The critical outcome, which combined death and neurodevelopmental disability at 18 months, was reported by just one small pilot study of 25 babies. That is nowhere near enough data to draw conclusions.

For mortality in the first month of life, melatonin plus cooling showed a nonsignificant trend toward lower deaths. Melatonin alone without cooling had a stronger signal, with the odds of death reduced. But the certainty of this evidence was rated very low.

MRI brain findings did not differ clearly between groups.

Multiorgan dysfunction and seizure medication use, which the authors wanted to examine, were not reported in any trial.

But here is the catch.

The review's headline finding is not about melatonin working. It is about how little we actually know.

Only 155 total participants across 4 small trials. Pilot studies. Wide confidence intervals. Very low certainty evidence.

Despite years of interest and animal studies, the human evidence base is shockingly thin.

How the researchers read it

The authors are direct. They cannot draw conclusions. They call for larger randomized trials to be done urgently.

They point out that in regions without access to therapeutic hypothermia, melatonin could be especially important if it works. A treatment that is cheap, widely available, and safe would be transformative. But it needs real evidence first.
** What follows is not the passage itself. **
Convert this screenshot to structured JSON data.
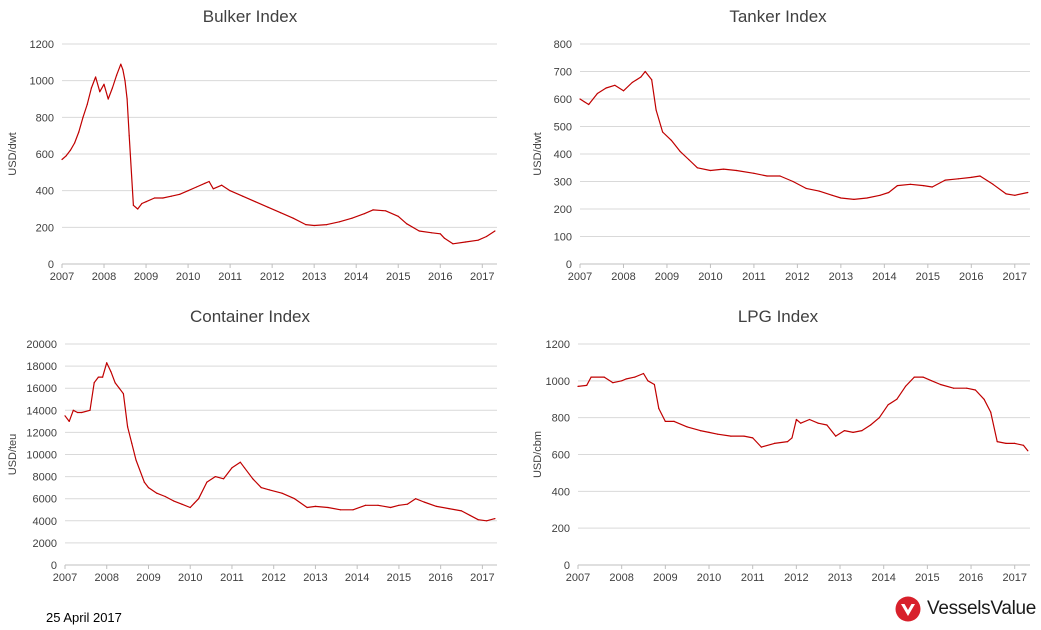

If you are a parent of a newborn with neonatal encephalopathy, standard care still applies. That means therapeutic hypothermia when available, along with intensive care support.

Melatonin is not currently standard therapy. Do not demand it or try to give supplements to a critically ill newborn on your own. The doses and timing in trials are carefully controlled.

If your baby is in a setting where cooling is not available, ask the medical team about any ongoing trials or research protocols they participate in. Some hospitals are testing melatonin in larger studies.

For expectant parents, good prenatal care remains the best protection against brain injury at birth. Regular checkups, monitoring, and skilled delivery care reduce the risk of oxygen problems.

The limits

The review includes what exists. The problem is what does not exist. Bigger trials are still missing.

The four trials used different doses, timing, and routes of melatonin delivery. That makes combining their results harder.

None of the studies tracked long-term outcomes beyond 18 months. Neurodevelopment continues unfolding throughout childhood, and some effects of early brain injury appear only later.

Larger trials are now being planned in multiple countries. Some focus specifically on settings where cooling is not available. Others test combinations of melatonin with cooling.

Until those trials report out, melatonin remains experimental for neonatal encephalopathy. The potential is real. The proof is not.